Mais, plutôt que d'appeler à freiner l'immigration légale, l'organisme appelle les Etats à "faire tout leur possible pour aider les immigrés qui ont perdu leur emploi." Pourquoi? Parce que "l’immigration (…) continuera de jouer un rôle crucial, à long terme, dans les pays de l’OCDE [qui] auront besoin de travailleurs supplémentaires pour préserver la croissance et la prospérité (…)"

Durcissement partout en Europe

Les calculs biaisés du patron de l'UMP et les rodomontades du ministre français de l'Intérieur ne sont, à l'évidence, pas seules responsables du durcissement des opinions face à l'opinion, durcissement que l'on observe dans presque tous les pays européens.

L'image de l'immigration est en fait étroitement corrélée aux difficultés économiques du pays",

précise l'étude Ipsos. Exemples: 55% des espagnols et 56% des Italiens jugent que l'immigration a eu une influence négative sur leur pays. A 52%, ils pensent que les immigrés leur "prennent" des emplois [Voir le tableau ci-dessous].

Mais, il n'y a pas que l'Europe du Sud, fortement touchée par la crise économique. 72% des Belges et 71% des Britanniques estiment qu'il y a trop d'immigrés "chez eux" – une proportion plus importante qu'en Italie et Espagne (67%) ou qu'en France (52%).

Un peu partout, les politiques suivent le sens du vent. De nombreux pays ont récemment pris des mesures resteignant la liberté de circulation au sein de l'UE. 

Le 11 août dernier, la Commission européenne a approuvé la décisison de l'Espagne d'exclure les travailleurs roumains de son marché du travail. L'adhésion de la Bulgarie et de la Roumanie à l'espace Schengen a par ailleurs été repoussée sine die.

De son côté, la Grande-Bretagne a décidé de limiter à 21 700 le nombre de permis de travail accordés chaque année à des migrants extérieurs à l'UE, contre 28 000 en 2009.

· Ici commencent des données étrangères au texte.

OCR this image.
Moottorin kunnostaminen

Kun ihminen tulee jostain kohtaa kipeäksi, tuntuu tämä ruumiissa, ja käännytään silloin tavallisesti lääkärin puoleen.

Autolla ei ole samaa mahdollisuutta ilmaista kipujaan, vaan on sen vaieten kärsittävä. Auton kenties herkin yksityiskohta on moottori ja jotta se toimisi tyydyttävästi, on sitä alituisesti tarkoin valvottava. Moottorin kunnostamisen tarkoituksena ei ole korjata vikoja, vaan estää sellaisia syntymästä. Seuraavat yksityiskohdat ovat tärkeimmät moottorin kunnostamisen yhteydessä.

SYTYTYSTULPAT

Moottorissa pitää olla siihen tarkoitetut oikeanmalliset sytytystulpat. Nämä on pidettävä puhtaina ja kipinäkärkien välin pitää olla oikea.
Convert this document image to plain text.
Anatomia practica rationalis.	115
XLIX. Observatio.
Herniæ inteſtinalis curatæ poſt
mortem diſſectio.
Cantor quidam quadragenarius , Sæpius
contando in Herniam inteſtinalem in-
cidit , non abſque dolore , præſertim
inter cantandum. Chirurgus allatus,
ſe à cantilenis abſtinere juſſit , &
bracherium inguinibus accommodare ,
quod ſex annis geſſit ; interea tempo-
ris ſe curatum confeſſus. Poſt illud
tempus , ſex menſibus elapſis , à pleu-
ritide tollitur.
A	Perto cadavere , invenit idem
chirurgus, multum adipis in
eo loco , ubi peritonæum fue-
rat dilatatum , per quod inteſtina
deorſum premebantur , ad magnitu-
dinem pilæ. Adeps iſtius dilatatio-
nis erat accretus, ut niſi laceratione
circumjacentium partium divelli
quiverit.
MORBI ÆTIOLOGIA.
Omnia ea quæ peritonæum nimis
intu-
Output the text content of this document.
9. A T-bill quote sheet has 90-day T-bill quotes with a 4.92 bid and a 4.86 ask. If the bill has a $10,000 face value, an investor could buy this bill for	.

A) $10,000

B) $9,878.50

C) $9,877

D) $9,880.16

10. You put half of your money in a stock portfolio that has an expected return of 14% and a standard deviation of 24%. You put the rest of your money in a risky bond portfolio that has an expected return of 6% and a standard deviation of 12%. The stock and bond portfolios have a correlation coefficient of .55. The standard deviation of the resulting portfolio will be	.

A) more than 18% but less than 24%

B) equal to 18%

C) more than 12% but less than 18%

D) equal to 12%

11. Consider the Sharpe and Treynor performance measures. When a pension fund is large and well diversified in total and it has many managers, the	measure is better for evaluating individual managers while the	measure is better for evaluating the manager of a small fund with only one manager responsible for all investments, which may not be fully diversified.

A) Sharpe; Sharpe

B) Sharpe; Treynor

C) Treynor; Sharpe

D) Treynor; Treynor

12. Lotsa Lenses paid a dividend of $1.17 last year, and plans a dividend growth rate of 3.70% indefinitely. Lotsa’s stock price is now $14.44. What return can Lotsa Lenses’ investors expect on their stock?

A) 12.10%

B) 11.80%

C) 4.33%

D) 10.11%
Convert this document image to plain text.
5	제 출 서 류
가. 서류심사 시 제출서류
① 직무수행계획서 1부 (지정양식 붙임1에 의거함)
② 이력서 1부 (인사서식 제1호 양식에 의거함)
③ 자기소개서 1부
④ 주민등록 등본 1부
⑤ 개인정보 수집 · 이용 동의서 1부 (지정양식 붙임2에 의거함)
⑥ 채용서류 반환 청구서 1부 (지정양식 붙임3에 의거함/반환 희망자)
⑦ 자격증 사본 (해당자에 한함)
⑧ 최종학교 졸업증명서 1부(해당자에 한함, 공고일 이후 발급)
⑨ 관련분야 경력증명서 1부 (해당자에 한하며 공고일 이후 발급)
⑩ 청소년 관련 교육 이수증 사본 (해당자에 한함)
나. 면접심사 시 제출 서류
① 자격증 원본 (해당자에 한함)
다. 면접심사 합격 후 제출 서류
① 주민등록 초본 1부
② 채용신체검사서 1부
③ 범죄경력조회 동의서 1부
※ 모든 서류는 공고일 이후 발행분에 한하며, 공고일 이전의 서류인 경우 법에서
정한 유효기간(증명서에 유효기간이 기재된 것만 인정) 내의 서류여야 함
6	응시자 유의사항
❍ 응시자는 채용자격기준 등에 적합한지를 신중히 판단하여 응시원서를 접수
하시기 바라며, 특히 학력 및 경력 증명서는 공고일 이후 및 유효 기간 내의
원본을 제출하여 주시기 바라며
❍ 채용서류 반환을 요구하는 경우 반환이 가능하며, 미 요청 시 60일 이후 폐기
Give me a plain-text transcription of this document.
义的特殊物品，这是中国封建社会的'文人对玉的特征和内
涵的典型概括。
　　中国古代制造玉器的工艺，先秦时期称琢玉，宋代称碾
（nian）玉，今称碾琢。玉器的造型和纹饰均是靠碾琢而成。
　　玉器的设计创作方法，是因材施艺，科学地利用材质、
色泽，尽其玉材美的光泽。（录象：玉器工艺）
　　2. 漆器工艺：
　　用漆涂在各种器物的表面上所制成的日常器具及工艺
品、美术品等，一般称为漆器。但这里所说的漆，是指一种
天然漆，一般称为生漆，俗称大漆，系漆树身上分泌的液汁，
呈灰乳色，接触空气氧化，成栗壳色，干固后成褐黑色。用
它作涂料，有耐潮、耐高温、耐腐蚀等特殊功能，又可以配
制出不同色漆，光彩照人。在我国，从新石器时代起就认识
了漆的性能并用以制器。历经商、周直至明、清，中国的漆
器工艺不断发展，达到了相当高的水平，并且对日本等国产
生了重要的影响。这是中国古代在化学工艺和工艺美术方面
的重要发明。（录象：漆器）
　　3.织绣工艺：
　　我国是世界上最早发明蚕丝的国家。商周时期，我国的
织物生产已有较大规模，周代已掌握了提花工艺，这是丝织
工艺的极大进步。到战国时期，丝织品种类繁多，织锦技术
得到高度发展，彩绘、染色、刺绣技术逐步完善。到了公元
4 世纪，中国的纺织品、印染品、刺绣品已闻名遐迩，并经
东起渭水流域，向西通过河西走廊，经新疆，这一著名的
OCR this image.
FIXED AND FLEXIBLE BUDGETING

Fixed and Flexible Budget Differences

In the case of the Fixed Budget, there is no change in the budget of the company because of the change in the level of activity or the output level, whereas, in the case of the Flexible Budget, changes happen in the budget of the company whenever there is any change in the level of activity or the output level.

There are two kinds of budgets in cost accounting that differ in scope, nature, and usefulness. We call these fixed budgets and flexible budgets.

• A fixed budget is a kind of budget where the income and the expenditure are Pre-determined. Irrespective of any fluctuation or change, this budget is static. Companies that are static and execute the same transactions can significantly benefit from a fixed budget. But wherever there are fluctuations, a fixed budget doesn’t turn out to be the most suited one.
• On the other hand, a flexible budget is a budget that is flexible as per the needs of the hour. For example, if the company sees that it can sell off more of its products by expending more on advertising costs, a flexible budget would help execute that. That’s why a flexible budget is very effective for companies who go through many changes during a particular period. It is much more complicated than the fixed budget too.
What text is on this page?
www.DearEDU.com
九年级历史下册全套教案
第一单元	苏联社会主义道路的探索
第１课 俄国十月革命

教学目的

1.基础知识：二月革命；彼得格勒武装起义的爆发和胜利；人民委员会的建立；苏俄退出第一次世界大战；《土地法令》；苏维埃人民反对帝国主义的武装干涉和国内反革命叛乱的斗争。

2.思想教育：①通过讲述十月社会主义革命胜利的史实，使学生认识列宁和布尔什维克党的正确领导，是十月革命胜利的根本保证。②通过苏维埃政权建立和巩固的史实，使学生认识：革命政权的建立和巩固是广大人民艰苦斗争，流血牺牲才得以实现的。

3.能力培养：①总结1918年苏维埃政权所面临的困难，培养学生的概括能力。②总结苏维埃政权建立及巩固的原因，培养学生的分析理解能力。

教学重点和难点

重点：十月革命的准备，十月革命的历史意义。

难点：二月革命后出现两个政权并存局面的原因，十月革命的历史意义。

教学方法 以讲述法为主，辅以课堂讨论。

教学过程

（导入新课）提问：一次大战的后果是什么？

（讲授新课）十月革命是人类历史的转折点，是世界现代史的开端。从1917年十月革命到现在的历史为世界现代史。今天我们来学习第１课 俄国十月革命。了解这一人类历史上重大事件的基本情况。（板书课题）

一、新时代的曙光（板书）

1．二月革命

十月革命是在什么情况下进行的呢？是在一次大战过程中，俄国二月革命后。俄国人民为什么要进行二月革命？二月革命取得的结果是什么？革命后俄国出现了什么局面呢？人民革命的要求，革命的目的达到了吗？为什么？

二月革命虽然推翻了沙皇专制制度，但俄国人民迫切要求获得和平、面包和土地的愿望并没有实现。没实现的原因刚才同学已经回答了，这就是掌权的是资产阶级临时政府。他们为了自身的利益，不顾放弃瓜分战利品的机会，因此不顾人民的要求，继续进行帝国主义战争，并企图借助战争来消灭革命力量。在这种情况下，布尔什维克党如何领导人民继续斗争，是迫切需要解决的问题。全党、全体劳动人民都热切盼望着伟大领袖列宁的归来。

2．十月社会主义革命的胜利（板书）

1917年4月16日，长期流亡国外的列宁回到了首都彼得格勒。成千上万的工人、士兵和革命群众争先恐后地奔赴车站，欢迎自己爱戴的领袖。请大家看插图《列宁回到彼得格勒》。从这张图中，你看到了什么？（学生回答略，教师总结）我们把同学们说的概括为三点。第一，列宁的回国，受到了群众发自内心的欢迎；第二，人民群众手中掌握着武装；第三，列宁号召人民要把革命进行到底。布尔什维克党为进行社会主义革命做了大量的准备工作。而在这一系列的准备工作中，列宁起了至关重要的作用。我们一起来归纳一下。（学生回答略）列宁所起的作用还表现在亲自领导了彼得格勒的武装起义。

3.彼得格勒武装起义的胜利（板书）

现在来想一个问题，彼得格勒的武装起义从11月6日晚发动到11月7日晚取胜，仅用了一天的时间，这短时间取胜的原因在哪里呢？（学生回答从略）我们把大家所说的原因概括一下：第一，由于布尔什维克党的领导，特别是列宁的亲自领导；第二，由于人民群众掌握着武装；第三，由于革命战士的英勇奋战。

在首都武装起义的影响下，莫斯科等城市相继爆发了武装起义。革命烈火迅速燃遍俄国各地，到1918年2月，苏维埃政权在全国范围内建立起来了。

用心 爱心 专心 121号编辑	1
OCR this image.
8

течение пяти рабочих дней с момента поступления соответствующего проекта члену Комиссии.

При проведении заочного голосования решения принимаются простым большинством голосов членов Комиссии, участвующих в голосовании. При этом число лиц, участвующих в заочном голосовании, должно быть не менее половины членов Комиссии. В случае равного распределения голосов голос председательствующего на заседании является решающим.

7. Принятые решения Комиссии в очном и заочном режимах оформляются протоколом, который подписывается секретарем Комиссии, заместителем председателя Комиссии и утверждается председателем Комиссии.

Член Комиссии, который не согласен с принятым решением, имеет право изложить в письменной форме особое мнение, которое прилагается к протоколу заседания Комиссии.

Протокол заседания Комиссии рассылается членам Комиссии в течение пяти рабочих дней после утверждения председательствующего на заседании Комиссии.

Après les tripatouillages législatifs de la France et de l'Italie, destinés à se débarasser de l'afflux de migrants tunisiens, c'est le Danemark qui a décidé de retablir, unilatéralement, des contrôles à ses frontières.

Article actualisé le 24 août à 11h avec les déclarations de Claude Guéant.


*Réalisé du 15 au 28 août 2011, dans 23 pays du monde, auprès d'un échantillon représentatif de 17 601 personnes âgées de 18 à 64 ans pour le Canada et les Etats-Unis et de 16 à 64 ans pour les autres pays.